MediaKopid, Bandung - Perjalanan menuju Stasiun Radio Malabar di Kabupaten Bandung adalah sebuah perjalanan menelusuri jejak sejarah yang penuh kenangan. Terletak di kaki Gunung Malabar, stasiun ini bukan hanya sebuah bangunan tua, tetapi juga saksi bisu dari sebuah periode penting dalam sejarah Indonesia. Meskipun kini hanya menyisakan puing-puing bangunan yang tersebar, tempat ini memiliki nilai sejarah yang luar biasa, terutama terkait dengan peristiwa yang menginspirasi lahirnya lagu legendaris Hallo Bandung yang dinyanyikan oleh Wieteke van Dort.

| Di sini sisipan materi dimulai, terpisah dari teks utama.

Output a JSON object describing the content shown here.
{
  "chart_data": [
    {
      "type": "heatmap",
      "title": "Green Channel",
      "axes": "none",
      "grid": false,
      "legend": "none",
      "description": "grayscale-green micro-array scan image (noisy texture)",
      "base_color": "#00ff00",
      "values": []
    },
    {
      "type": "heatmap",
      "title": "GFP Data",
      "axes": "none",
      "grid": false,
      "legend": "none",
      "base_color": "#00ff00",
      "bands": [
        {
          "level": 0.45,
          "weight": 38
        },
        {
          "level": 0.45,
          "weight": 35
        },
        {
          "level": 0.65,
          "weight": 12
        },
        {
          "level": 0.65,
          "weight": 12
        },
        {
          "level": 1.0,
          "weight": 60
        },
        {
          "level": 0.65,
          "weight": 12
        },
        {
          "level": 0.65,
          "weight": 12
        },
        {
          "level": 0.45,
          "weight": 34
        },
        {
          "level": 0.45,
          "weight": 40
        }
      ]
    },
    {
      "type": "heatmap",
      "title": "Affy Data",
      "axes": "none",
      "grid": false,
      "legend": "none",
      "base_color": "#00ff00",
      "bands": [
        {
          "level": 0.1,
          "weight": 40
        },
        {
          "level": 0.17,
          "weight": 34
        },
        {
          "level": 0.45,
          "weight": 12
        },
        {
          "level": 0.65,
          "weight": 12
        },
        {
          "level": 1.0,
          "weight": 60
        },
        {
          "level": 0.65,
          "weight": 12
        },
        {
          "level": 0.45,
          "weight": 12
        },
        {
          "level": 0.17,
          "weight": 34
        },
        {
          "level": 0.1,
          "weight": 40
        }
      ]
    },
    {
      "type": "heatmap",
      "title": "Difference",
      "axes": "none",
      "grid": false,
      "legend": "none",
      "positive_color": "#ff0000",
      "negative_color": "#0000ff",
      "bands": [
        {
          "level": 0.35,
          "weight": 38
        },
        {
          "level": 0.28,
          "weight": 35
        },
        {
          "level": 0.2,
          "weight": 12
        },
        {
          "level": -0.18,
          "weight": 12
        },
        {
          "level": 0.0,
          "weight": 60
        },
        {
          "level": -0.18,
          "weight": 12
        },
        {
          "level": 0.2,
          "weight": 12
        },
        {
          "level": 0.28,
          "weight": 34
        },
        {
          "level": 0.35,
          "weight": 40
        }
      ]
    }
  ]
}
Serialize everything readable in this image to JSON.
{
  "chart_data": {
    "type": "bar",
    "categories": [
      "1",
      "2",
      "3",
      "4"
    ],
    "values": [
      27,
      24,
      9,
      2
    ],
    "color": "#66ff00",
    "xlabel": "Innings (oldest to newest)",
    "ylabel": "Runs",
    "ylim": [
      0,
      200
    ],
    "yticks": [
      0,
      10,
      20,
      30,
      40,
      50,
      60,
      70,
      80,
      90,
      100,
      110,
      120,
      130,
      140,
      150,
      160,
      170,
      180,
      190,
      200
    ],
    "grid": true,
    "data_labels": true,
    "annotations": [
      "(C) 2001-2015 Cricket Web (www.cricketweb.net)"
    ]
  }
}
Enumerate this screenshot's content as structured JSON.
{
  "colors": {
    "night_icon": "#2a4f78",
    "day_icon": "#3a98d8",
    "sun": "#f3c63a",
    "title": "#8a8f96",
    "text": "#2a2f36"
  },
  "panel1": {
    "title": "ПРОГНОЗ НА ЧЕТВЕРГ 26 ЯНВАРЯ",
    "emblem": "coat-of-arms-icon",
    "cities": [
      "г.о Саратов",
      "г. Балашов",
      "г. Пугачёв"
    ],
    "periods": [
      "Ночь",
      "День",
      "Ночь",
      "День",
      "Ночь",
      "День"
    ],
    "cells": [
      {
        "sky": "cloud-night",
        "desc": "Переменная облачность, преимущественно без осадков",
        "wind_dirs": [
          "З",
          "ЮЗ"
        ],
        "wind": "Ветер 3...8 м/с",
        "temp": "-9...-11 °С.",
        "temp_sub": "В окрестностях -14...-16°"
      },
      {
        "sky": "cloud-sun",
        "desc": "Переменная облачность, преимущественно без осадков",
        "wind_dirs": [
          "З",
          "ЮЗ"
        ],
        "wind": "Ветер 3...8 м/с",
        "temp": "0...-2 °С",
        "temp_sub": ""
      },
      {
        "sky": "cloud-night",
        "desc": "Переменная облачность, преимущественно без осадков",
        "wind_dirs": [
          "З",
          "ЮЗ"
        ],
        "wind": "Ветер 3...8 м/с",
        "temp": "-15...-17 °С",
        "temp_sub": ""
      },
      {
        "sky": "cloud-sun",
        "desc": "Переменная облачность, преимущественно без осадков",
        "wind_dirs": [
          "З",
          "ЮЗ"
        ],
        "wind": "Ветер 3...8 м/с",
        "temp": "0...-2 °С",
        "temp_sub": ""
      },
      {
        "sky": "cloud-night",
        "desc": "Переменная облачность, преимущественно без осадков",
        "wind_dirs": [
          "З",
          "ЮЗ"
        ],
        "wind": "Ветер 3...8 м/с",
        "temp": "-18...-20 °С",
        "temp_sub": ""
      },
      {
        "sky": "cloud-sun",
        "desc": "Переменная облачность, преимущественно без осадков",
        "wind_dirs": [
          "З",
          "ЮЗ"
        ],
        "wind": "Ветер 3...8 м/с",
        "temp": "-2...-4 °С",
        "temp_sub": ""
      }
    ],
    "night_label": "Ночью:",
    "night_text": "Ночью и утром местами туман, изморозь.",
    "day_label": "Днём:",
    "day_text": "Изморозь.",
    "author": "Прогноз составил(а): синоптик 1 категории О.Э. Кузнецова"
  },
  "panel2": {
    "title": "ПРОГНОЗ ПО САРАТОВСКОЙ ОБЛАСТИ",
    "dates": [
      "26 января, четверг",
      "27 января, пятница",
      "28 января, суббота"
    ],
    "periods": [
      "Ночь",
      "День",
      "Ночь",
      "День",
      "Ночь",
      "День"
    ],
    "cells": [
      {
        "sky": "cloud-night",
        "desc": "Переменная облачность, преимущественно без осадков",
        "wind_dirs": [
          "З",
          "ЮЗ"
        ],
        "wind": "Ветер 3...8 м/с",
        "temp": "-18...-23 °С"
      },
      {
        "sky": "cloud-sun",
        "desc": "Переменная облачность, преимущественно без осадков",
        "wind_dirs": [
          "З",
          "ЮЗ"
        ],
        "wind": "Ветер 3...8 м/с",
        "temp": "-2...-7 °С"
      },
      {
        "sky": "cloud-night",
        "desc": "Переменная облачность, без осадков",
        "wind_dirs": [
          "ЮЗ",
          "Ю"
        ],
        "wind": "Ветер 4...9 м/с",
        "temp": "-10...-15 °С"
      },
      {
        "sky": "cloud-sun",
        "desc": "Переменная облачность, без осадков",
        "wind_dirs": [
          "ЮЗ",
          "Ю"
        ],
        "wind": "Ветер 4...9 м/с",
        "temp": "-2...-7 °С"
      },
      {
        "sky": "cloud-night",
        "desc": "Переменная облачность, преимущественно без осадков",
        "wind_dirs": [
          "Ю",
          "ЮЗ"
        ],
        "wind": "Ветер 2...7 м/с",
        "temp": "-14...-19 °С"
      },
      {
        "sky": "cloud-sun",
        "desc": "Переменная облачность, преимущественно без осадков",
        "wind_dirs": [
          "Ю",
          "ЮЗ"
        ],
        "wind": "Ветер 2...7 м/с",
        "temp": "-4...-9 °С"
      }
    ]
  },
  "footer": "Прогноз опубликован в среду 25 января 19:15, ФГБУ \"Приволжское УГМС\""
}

Stasiun Radio Malabar didirikan pada masa penjajahan Belanda pada tahun 1930-an. Pada saat itu, stasiun ini menjadi pusat penyiaran yang sangat vital bagi masyarakat Bandung dan sekitarnya. Namun, sejarahnya tidak hanya berhenti pada fungsi penyiaran semata. Salah satu momen paling bersejarah yang terjadi di tempat ini adalah pada masa Perang Dunia II, ketika stasiun ini menjadi saksi bisu dari peristiwa-peristiwa besar yang terjadi di Indonesia. Pada tahun 1942, stasiun ini pernah diserbu oleh pasukan Jepang, yang kemudian menguasai stasiun tersebut sebagai bagian dari upaya mereka mengontrol jalur komunikasi.
Namun, yang lebih menarik adalah keterkaitan Stasiun Radio Malabar dengan lagu Hallo Bandung. Lagu yang dikenal luas sebagai simbol kebanggaan masyarakat Bandung ini, pertama kali dinyanyikan oleh Wieteke van Dort pada tahun 1949. Lagu ini memiliki makna mendalam bagi rakyat Bandung, karena menggambarkan semangat perjuangan dan harapan masyarakat untuk bangkit setelah masa penjajahan dan perjuangan kemerdekaan. Stasiun Radio Malabar, yang merupakan pusat komunikasi pada waktu itu, memainkan peran penting dalam menyebarkan semangat perjuangan tersebut melalui siaran-siaran radio yang menginspirasi rakyat.
Setelah perang berakhir, stasiun ini menjadi salah satu tempat yang menghubungkan pemerintah Indonesia yang baru merdeka dengan masyarakat, serta menjadi simbol kebangkitan nasional. Namun, seiring berjalannya waktu, Stasiun Radio Malabar semakin terabaikan dan bangunannya pun mulai rusak. Pada tahun 1970-an, stasiun ini tidak lagi berfungsi sebagai pusat penyiaran, dan akhirnya bangunannya dibiarkan terlantar. Meski demikian, puing-puing yang tersisa masih bisa mengisahkan banyak hal tentang sejarah Indonesia, termasuk bagaimana stasiun ini pernah menjadi bagian dari sejarah perjuangan bangsa.
Melangkah menuju lokasi stasiun yang kini hanya menyisakan reruntuhan, pengunjung akan merasakan suasana yang penuh dengan kisah masa lalu. Beberapa bangunan yang tersisa, meskipun sudah tidak utuh, masih menunjukkan bentuk aslinya dengan dinding-dinding yang sudah mulai rapuh dan pintu yang hampir lepas. Namun, di balik kerusakan itu, ada sebuah aura yang terasa begitu kuat, seolah-olah masa lalu yang penuh dengan perjuangan dan semangat kebangkitan masih membekas di setiap sudutnya. Puing-puing itu, meskipun hancur, bercerita tentang peran besar yang dimainkan stasiun ini dalam sejarah penyiaran di Indonesia.
Di sekitar area stasiun, terdapat sebuah monumen kecil yang dibangun untuk mengenang Stasiun Radio Malabar dan kontribusinya terhadap sejarah Indonesia. Monumen ini menjadi tempat yang sering dikunjungi oleh para sejarawan, pelajar, serta wisatawan yang tertarik untuk mengetahui lebih dalam tentang sejarah pertelevisian dan penyiaran di Indonesia. Bagi mereka yang datang, lokasi ini menjadi kesempatan langka untuk merasakan langsung bagaimana teknologi penyiaran pada masa lalu telah memengaruhi perjalanan bangsa ini.